What Is Deployment?
Deployment refers to the process of making a software system or application available for use. It encompasses activities such as packaging, building, releasing, installing, and activating the software.
Uses of Deployments
Deployments are essential for distributing new applications, services, or updates to users. This often involves halting the current application and restarting the server to implement changes. Debugging compiles the source code into an executable file, which is then deployed to the environment. The server restarts to verify functionality. If no issues arise, the deployment is considered successful.
Principles of Deployments
Deployment strategies vary, including blue/green, immutable, symbolic, and rolling deployments, each with unique approaches to updating environments while minimizing downtime and risk.
1. Blue/Green Deployment
Blue/green deployment involves maintaining two environments: the ‘blue’ current production and the ‘green’ next-stage environment. Once the ‘green’ is ready, it swaps roles with ‘blue,’ facilitating immediate updates with minimal downtime.
2. Immutable Deployment
Immutable deployment discards the original environment after successfully switching to the new one.

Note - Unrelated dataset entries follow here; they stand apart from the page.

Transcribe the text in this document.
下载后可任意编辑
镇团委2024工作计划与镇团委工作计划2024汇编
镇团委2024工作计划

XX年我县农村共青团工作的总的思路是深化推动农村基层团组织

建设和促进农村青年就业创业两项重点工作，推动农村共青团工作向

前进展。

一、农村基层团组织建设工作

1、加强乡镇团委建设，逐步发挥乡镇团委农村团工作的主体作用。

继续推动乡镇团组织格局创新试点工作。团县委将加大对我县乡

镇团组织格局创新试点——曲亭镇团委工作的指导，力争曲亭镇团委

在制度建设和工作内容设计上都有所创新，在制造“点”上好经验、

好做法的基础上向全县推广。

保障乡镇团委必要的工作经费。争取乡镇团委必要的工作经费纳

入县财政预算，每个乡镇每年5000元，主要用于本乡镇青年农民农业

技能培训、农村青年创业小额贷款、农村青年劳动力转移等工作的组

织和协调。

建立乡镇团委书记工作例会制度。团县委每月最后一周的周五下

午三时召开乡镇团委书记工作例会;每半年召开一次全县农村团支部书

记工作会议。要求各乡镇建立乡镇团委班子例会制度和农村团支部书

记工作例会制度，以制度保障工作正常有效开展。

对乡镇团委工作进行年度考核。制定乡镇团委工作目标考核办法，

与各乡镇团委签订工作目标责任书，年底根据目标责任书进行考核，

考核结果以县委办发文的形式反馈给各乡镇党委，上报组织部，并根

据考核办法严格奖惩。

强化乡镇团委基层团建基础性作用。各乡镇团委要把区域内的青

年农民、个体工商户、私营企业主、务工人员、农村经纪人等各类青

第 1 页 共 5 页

It prevents the accumulation of changes over time, ensuring consistency and reliability.
3. Symbolic Deployment
Symbolic deployment uses symbolic links to switch between the current and new program versions, maintaining a single server environment and enabling quick rollbacks if necessary.
4. Rolling Deployment
Rolling deployment updates servers sequentially, reducing downtime but increasing complexity in managing different environment versions during the deployment.
How to Choose Deployments
The choice of deployment strategy depends on the specific needs, risk tolerance, and infrastructure of the project.
1. Blue/Green Deployment
Best for scenarios requiring high availability and minimal downtime. Although it ensures easy rollback and continuous operation, it incurs higher costs due to dual environment maintenance.
2. Immutable Deployment
Suitable for projects prioritizing environment consistency and lower maintenance costs, as it avoids leaving outdated servers running.
3. Symbolic Deployment
Ideal for smaller-scale deployments where server resources are limited. However, it carries the risk of downtime if issues arise during the switch.
4. Rolling Deployment
Favors fast deployment cycles but comes with complexities in managing transitional states between old and new versions, complicating rollbacks.